Now that is gratitude.
OK, fine. Not everyone has that kind of dramatic experience. But you get my point.
I am thankful for hitting rock bottom, numerous times, for I would not be where I am today. I am especially thankful I hit rock bottom in a desperate search for love, for it taught me what love truly means.
I have kept a gratitude journal for over 13 years. The last few years it’s been a digital journal. I took a trip down memory lane by accessing my digital gratitude journal recently and was not surprised to find days were I had difficulty, a lot of difficulty, finding anything to be grateful for. One entry was simply “I am grateful for the socks on my feet.” No one ever said gratitude had to be big. So I get being thankful & grasping for the nearest, dearest, & easiest good stuff.
And then I came across this entry “I am thankful for the pain, for one day I will be able to greatly appreciate being without it.”
That above entry was from several years ago, but I realized then that I’ve kind of always been an advocate of the not-so-pretty gratitude – Meaning gratitude isn’t only for the good stuff. Hence this post being born. The true challenge is being grateful while looking at your problems head-on.
I recently wrote a post about Trusting the Journey and when I came across this little quote I had an “a-ha” moment.
One can not Trust the Journey without Trusting the Struggle.
I am thankful for the struggle. It’s the struggle that kept me going on my journey. And it’s this precise journey that brought me here today that I am so grateful for.

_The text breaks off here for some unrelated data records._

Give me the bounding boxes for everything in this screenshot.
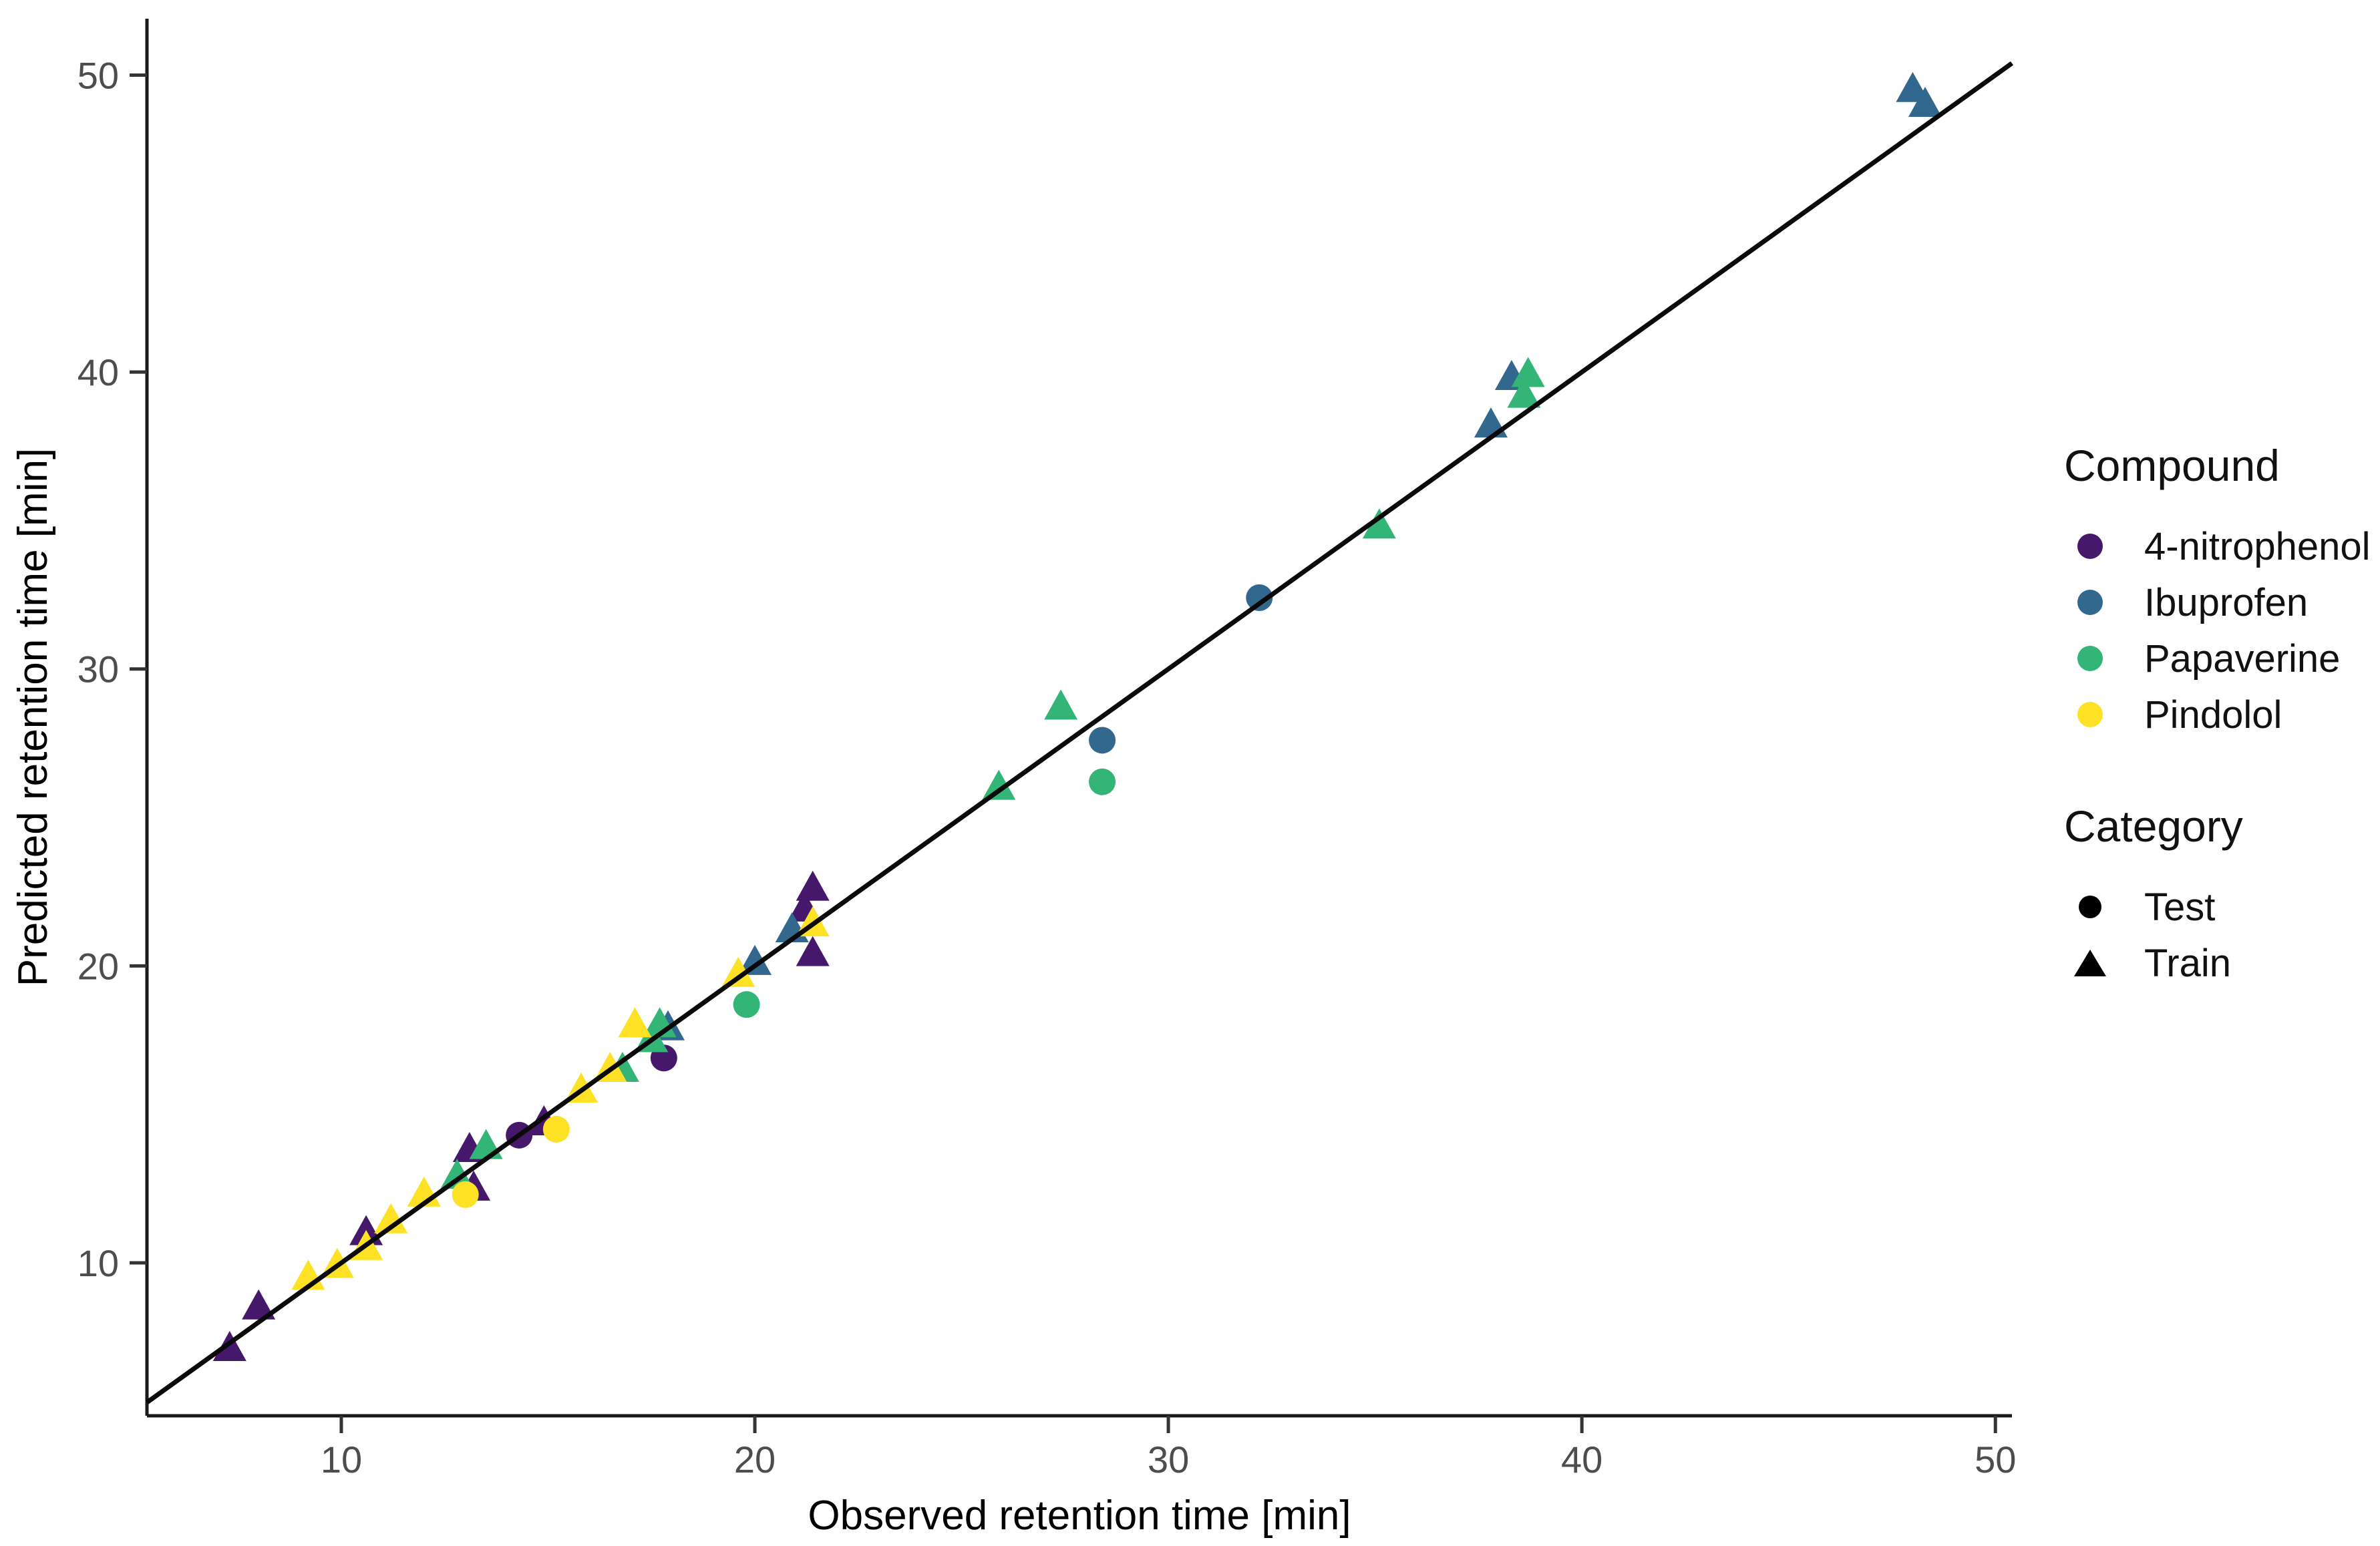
data-point-papaverine-train — [1507, 377, 1541, 408]
data-point-4-nitrophenol-train — [242, 1289, 276, 1320]
y-tick-label: 40 — [77, 351, 119, 393]
y-axis-title: Predicted retention time [min] — [10, 448, 56, 986]
compound-swatch-0 — [2077, 533, 2103, 560]
circle-marker-icon — [2077, 646, 2103, 671]
compound-swatch-1 — [2077, 589, 2103, 616]
data-point-papaverine-test — [1089, 768, 1116, 795]
data-point-papaverine-train — [1362, 508, 1396, 539]
legend-item-pindolol: Pindolol — [2056, 687, 2377, 743]
legend-item-label: Papaverine — [2144, 636, 2341, 681]
y-tick-label: 20 — [77, 945, 119, 987]
legend-item-papaverine: Papaverine — [2056, 630, 2377, 687]
data-point-pindolol-test — [542, 1115, 570, 1143]
category-marker-train — [2074, 950, 2106, 976]
data-point-pindolol-train — [618, 1007, 652, 1038]
data-point-papaverine-train — [982, 769, 1016, 800]
compound-swatch-2 — [2077, 645, 2103, 672]
data-point-papaverine-train — [1044, 689, 1078, 720]
data-point-papaverine-train — [1511, 357, 1545, 387]
plot-legend: Compound 4-nitrophenol Ibuprofen Papaver… — [2056, 443, 2377, 991]
legend-item-4-nitrophenol: 4-nitrophenol — [2056, 518, 2377, 574]
data-point-4-nitrophenol-train — [212, 1330, 246, 1361]
x-tick-label: 20 — [734, 1438, 776, 1481]
y-tick-label: 30 — [77, 648, 119, 691]
x-tick-label: 40 — [1561, 1438, 1602, 1481]
circle-marker-icon — [2077, 534, 2103, 559]
legend-item-label: Ibuprofen — [2144, 580, 2309, 624]
circle-marker-icon — [2077, 590, 2103, 615]
legend-item-ibuprofen: Ibuprofen — [2056, 574, 2377, 630]
x-tick-label: 10 — [321, 1438, 362, 1481]
data-point-4-nitrophenol-train — [796, 870, 830, 901]
triangle-marker-icon — [2074, 950, 2106, 976]
legend-item-label: 4-nitrophenol — [2144, 524, 2371, 568]
data-point-ibuprofen-train — [738, 944, 772, 975]
x-axis-title: Observed retention time [min] — [808, 1493, 1351, 1539]
circle-marker-icon — [2079, 896, 2101, 918]
circle-marker-icon — [2077, 702, 2103, 727]
legend-item-test: Test — [2056, 879, 2377, 935]
compound-swatch-3 — [2077, 701, 2103, 728]
category-marker-test — [2077, 894, 2103, 920]
data-point-pindolol-train — [374, 1203, 408, 1233]
legend-item-label: Test — [2144, 885, 2216, 929]
data-point-ibuprofen-train — [1474, 407, 1508, 438]
data-point-ibuprofen-train — [1908, 86, 1942, 117]
data-point-papaverine-test — [733, 991, 760, 1018]
x-tick-label: 30 — [1148, 1438, 1189, 1481]
data-point-ibuprofen-test — [1246, 584, 1273, 612]
legend-category-title: Category — [2064, 801, 2243, 851]
data-point-ibuprofen-test — [1089, 727, 1116, 754]
legend-item-label: Pindolol — [2144, 693, 2282, 737]
y-tick-label: 50 — [77, 54, 119, 96]
data-point-pindolol-test — [452, 1181, 479, 1208]
legend-item-label: Train — [2144, 941, 2231, 985]
data-point-4-nitrophenol-train — [796, 936, 830, 966]
x-tick-label: 50 — [1975, 1438, 2016, 1481]
identity-line — [145, 61, 2014, 1404]
legend-compound-title: Compound — [2064, 441, 2280, 490]
legend-item-train: Train — [2056, 935, 2377, 991]
data-point-pindolol-train — [721, 956, 755, 987]
y-tick-label: 10 — [77, 1242, 119, 1284]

It wasn’t easy and there was pain and my heart was broken but I am grateful for every single step I had taken.
And while I am immensely grateful for all the people who are in my life that I choose to have in my life – I am also grateful for all the people I didn’t & don’t particularly choose to have in my life.
I am grateful for all the wrong choices that brought me to all the right places.
I am thankful for new beginnings and second (and third and fourth and fifth) chances.
I am thankful to myself for being me and for trusting my voice.
And today and everyday I am thankful for my family, my friends, their loyalty, and the men who I’ve loved who have come & gone & come again. I am thankful for books, coffee, wine, & sparkling water. I am thankful for European Cafe’s. I am thankful for science, facts & logic. I am thankful for hangovers for it reminds to stop binge drinking, and last but not least I am thankful for my health, uhm, even though there are occasional binge parties thrown in.